Where’s the fence that made the boundaries so clear? For a dog it is easy to know their domain; they pee their way around the area until they have a safe bubble of familiar smell. This method is bit subtle for humans. We like fences, tall walls, bad perfume or unpredictable behaviors. The result is the same. We have marked our territory and have the right to keep it safe.
As large fierce New Mexico dogs, these two are capable of maintaining their territory with a minimum of might. Just sight of them gives pause. They have unceasingly honored the “Dog’s Contract.” They are charged with monitoring intrusions and maintaining the integrity of their personal domain; the backyard. Driving out skunks and herding Bob the cat over the fence were all in a day’s work. Intimidating marauding coyotes through the wire fence was Bear’s particular strong suit.

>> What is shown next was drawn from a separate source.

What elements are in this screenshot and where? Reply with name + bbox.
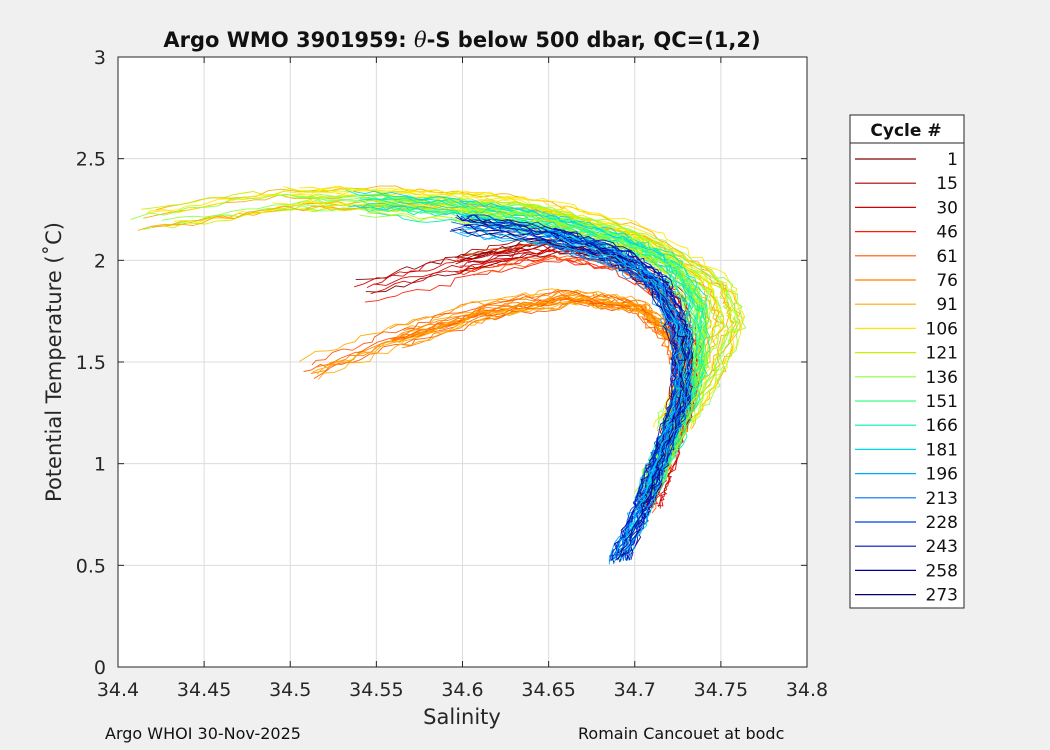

Our boys faced this question of a nomadic canine’s assignment at Ft. DeSoto State Park Campground. The questions that had been dogging them throughout the trip walked right through their campsite at midday, in the form of a small raccoon. Disregarding the four talking adults and two playing children barely 10 feet away, the raccoon walked past the Barbie bike, over the dog leash and attempted to climb the palm tree between the two shocked frozen dogs. A few seconds later it was a fight to the death, and the raccoon lost. The dogs worked together with precision. The raccoon didn’t suffer long. Watching your fuzzy, family foot warmer kill with speed and skill is disconcerting. There is more ancient programming running in our companions than our human-centric “sit and stay.” Eons ago, dogs in all their editions made a pact with human beings that says, “If I can sit by your fire, and eat at your feet, I will protect your babies,” …and they did.
Why was a nocturnal scavenger running through campsites at midday? Ft. De Soto is a very beautiful place. It is a place that draws a packed campsite on most weekends. It is also an island. The raccoons are so overpopulated that they have made their own rules and answered their own questions. Daytime gangs of panhandling raccoons are the norm at open beachside picnic pavilions and private campsites.
But that is another post.
Maybe you could lend me your dogs for a couple of days. I would love for them to annihilate an opossum and a mold that are tearing up my front lawn.?
If you can get the possum to threaten me, it might work!
I am impressed by your three dimensional thinking. The dogs, raccoon, people and environment were all afforded a point of view. It does not surprise me, but gives pause for thought.
It does surprise me that my new computer just corrected all my spelling errors without even being asked.
Isn’t is amazing that the answers are all there, we just need to ask the questions!